Bewertung: 3.5 / 5
Eines Vorweg: Ich respektiere Nolan, aber ich bin klein glühender Verehrer, vor allem seine Arbeiten in den letzten Jahren haben mir sehr deutlich gemacht, dass er sich zunehmend als Mainstreamregisseur etabliert hat, der hierfür auch auf seine frühere kalte sterile analytische Herangehensweise zu verzichten bereit ist. Natürlich hat er immer (und damit meine ich wirklich IMMER) seine Spleens in seinen Filme gehabt, die Spiele mit den zeitlichen Ebenen, die in keinem seiner Filme fehlen dürfen, dennoch so heuchlerisch die Manipulationsknöpfe seines Publikums zu drücken, wie es eben die normalen Blockbusterregisseure sonst tun, hat Nolan zuletzt doch sehr stark ausgelebt.
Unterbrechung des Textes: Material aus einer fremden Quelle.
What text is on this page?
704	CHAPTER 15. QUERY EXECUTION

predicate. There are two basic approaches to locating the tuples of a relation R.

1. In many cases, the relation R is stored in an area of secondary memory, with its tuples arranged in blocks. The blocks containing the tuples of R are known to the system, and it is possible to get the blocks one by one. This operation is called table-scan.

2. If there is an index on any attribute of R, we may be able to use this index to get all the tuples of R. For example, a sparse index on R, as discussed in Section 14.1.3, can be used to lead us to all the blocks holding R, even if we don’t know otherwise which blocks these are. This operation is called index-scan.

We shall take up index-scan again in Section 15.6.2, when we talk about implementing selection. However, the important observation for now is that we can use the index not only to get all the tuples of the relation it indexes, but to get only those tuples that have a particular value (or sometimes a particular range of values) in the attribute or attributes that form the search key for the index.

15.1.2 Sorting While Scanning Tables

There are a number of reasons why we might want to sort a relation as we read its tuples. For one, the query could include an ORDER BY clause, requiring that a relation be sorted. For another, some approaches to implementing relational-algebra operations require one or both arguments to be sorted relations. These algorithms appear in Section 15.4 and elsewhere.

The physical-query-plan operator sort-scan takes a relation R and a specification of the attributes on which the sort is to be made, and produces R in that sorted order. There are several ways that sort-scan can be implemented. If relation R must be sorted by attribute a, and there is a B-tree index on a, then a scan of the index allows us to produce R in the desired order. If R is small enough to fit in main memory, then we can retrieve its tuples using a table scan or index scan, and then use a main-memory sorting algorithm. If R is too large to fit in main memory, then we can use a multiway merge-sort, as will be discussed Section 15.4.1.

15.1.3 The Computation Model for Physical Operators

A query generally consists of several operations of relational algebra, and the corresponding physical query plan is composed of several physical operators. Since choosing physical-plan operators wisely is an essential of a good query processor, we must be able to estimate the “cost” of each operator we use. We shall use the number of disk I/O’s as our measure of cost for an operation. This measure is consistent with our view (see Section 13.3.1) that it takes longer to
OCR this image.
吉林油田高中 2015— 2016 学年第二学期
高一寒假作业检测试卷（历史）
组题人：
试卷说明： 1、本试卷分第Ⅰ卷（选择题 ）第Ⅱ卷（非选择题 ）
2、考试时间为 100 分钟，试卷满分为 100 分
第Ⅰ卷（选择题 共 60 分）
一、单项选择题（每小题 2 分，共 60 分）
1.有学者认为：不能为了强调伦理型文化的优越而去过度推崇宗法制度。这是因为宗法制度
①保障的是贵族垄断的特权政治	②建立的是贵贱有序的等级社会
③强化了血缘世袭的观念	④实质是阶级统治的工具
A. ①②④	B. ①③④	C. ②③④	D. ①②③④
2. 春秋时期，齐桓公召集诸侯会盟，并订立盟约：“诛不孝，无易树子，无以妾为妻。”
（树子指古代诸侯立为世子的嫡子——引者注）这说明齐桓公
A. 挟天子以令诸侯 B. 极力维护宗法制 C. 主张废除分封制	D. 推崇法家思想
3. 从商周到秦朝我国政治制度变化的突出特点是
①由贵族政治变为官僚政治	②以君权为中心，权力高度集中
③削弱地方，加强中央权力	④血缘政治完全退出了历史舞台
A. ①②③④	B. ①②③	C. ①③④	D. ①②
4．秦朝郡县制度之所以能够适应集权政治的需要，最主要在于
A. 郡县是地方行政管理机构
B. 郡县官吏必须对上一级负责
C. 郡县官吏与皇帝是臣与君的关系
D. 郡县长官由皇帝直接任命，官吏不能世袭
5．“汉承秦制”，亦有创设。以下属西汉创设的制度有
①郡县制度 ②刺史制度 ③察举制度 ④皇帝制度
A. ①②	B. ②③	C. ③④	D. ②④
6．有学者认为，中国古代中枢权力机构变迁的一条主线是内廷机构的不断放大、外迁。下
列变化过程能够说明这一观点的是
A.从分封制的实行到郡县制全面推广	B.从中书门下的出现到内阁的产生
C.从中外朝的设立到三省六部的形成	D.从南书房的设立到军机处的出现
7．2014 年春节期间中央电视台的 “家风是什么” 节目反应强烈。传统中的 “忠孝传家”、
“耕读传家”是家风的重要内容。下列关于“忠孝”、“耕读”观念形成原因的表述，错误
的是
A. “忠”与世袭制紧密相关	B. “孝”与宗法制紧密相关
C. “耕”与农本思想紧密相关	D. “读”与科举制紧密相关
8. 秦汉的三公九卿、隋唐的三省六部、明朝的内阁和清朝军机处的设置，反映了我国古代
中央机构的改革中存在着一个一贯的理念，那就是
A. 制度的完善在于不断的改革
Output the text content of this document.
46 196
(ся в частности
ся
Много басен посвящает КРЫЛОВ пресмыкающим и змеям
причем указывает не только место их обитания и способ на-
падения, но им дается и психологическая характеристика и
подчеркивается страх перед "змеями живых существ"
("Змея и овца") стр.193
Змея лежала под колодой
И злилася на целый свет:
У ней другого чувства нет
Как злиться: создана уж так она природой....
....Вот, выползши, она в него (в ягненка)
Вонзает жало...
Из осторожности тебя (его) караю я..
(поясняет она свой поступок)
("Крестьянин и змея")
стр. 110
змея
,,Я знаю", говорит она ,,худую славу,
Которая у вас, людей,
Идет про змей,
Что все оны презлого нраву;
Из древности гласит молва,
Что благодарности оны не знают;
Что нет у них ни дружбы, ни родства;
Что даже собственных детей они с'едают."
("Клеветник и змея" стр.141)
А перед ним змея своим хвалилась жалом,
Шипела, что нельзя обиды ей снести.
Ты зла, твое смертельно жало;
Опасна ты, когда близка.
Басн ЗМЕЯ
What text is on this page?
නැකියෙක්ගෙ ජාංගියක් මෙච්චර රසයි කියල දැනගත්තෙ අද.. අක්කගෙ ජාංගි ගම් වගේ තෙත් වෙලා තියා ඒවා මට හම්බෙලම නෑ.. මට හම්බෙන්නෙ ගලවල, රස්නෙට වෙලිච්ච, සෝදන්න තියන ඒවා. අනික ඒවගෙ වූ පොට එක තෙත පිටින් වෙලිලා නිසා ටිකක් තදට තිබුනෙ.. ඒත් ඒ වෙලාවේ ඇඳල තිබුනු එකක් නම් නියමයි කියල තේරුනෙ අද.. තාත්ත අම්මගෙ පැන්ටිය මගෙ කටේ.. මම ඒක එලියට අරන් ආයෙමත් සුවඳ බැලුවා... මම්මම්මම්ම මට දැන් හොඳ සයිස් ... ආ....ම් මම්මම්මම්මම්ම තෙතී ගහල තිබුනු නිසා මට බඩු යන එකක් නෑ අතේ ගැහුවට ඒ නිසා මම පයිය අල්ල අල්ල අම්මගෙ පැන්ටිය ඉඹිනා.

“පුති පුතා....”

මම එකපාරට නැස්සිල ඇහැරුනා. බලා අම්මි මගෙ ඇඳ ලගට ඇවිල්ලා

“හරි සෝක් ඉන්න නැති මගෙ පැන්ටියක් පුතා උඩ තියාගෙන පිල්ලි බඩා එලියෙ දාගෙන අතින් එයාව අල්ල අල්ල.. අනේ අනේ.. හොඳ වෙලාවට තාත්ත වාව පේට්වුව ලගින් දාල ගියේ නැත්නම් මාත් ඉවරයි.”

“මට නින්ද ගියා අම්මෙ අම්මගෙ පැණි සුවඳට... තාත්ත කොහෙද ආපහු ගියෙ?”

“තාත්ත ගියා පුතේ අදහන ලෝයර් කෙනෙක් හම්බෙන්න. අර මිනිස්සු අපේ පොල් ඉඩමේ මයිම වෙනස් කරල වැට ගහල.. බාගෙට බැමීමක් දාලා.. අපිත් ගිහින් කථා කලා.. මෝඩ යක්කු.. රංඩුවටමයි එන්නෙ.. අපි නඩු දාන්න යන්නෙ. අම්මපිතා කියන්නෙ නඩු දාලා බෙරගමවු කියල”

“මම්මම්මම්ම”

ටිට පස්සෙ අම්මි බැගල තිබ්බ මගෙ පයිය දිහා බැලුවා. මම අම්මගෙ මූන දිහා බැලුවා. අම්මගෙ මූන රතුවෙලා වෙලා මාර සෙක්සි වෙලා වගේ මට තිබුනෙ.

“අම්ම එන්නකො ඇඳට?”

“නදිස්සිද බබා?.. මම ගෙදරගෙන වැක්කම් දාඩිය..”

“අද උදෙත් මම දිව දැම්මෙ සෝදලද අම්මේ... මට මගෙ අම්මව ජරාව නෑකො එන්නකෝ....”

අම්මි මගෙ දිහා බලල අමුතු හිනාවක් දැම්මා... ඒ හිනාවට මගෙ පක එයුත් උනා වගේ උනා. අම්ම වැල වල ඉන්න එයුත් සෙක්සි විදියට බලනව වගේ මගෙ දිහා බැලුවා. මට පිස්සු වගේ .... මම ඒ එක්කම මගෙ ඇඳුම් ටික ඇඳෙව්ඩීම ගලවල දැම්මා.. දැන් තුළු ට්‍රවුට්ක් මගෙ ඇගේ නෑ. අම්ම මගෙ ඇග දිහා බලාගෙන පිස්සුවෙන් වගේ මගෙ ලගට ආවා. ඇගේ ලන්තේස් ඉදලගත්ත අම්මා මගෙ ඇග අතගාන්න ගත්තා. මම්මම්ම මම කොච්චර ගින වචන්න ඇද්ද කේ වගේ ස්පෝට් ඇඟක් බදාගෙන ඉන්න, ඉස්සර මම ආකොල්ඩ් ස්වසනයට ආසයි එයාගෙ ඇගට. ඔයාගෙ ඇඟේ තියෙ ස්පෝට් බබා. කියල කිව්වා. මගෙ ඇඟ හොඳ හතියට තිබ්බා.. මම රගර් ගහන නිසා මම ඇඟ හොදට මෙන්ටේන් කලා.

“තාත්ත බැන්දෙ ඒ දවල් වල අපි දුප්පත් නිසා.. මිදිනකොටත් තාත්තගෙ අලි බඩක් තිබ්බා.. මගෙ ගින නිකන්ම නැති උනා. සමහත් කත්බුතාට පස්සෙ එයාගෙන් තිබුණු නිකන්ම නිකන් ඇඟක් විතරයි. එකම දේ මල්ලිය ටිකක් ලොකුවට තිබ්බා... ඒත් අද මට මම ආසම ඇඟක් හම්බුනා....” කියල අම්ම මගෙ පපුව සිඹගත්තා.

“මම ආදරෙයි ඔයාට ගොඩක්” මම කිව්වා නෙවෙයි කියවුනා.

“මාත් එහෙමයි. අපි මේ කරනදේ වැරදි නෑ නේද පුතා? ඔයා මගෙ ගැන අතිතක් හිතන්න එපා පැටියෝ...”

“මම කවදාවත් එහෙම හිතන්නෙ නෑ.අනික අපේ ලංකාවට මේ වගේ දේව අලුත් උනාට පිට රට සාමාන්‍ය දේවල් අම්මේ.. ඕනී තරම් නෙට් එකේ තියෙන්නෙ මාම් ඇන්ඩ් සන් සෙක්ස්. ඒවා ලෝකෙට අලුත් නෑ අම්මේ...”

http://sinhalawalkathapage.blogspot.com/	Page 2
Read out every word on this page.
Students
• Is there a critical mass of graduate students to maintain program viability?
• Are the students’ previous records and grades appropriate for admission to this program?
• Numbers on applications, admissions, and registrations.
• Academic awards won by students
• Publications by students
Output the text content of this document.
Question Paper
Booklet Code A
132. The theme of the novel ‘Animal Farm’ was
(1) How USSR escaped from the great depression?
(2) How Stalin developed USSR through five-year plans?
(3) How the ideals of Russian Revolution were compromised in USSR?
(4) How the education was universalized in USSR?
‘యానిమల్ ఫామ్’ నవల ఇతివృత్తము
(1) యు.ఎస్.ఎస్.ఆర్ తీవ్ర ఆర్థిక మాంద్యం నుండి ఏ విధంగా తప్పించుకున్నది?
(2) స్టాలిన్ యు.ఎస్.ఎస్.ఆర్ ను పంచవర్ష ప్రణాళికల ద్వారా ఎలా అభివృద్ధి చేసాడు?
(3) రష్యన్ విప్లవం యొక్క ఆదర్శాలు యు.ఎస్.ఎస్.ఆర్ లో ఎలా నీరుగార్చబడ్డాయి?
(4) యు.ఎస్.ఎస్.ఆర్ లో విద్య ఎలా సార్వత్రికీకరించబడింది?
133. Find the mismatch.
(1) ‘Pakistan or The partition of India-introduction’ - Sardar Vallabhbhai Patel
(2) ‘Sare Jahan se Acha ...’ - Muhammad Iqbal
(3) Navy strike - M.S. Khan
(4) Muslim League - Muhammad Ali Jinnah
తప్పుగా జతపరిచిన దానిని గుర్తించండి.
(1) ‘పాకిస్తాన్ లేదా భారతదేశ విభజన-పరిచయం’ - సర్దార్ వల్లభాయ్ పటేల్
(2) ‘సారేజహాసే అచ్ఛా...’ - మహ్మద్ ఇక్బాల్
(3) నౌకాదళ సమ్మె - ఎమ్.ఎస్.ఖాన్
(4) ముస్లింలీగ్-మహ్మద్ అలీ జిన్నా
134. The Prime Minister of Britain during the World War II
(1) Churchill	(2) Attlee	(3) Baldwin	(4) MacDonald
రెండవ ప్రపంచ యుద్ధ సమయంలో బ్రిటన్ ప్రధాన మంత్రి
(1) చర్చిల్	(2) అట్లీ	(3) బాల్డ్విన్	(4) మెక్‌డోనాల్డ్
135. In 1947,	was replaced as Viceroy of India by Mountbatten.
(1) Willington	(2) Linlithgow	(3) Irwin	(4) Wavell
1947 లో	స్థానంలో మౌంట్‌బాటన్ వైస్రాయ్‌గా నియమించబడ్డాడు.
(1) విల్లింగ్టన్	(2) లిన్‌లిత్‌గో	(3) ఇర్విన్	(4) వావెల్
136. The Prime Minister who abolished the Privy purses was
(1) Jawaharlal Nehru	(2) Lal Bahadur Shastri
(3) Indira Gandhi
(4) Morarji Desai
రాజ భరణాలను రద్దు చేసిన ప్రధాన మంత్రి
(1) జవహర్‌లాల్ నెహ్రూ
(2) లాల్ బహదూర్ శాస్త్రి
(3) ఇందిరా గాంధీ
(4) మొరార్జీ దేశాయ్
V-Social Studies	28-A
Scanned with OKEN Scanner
Umso erstaunter bin ich aber nun eben von diesem Tenet. Auch hier wieder die typischen Nolan-Spezifika wie das Spiel mit den zeitlichen Ebenen, eben nun gepaart mit dem aten Nolan, dem kalten, sterilen, analytischen Beschreiben eines Ist-Zustandes, der fehlenden Charakterisierung seiner Figuren, und der völligen Loslösung von narrativen Beschränkungen zugunsten einer audiovisuellen Reizüberflutung.
Trailer zu Tenet
Dass die Geschichte, auf die ich nicht näher eingehen werde, da je weniger man darüber weiss, es desto besser ist für das erstamlige Erleben des Filmes, im Prinzip recht dünn ist und auf einen Bierdeckel passt: Geschenkt!
Dass Pattinsons Charakter für seinen Erfahrungsschatz eigentlich viel zu jung ist: Geschenkt!
Dass der Protagonist (Ja, er selbst nennt sich auch so!) eine Art namenloser Grechtigkeitskämpfer und Anführer ist: Geschenkt!
Der Film ist audiovisuell eine Wucht, keine Frage. Aber er stellt wie üblich bei Nolan Behauptungen über Charaktere und deren Beziehungen zueinander auf, die eben wegen seiner oberflächlichen Inszenierung immer irgendwie Behauptung bleiben. Und so grandios das alles aussehen mag, so wenig neu ist das alles. Auch der Overkill auf der tonalen Ebene.
Wer ein Zeitreiseparadoxon oder mehr gesehen hat, wer dann auch noch Dark gesehen hat, der weiss auch, dass man trotz audiovisuellem Overkill auch noch eine mitreissende Story erzählen kann. Genau hieran hapert es bei Nolan aber.
Seine Story wird unnötig verkompliziert und hat keinen erzählerischen roten faden, eher Set-Piece auf Set-Piece.
das kann funktionieren, und tut es zumeist auch, aber der Film, so toll ich ihn finde, eben auch weil er Nolan wieder von seiner besseren früheren Art zeigt, ist auch nicht unbedingt was für das große Publikum. Obwohl man den Film unbedingt im Kino gesehen haben muss.
Ich gehe sogar so weit zu behaupten, dass der Film auch ohne Corona 2020 im Kino untergenagne wäre, eben weil er nicht massenkompatibel ist. Und dann gehe ich sogar so weit zu behaupten, dass er, dadurch das er als potentieller Blockbuster untergegangen ist, dem Kino an sich einen Bärendienst erwiesen hat, da die Produzenten weltweit nun sagen: Selbst Tenet ist untergegangen.
Außer dass ich den Film audiovisuell mag, mir der alte Nolan besser besser gefällt als der neue, gibt es überhaupt was, was man positiv hervorheben kann? Washington! Der Mann eine Präsenz, die eigentlich ihresgleichen sucht, nur kann Nolan sie nicht zur Entfaltung bringen, da er seinen Protagonisten (!) profillos belässt.
Wenn ich mir den letzten Satz so durchlese: gebt Nolan einen Bond-Film!
Fazit: Guter Sci-Fi Film mit recht dünner pseudomässig vertrackter Story, der optisch und akkustisch eine Wucht ist, aber eigentlich nicht als vermeintlicher Heilsbringer des Kinojahres 2020 hätte gehandelt werden dürfen.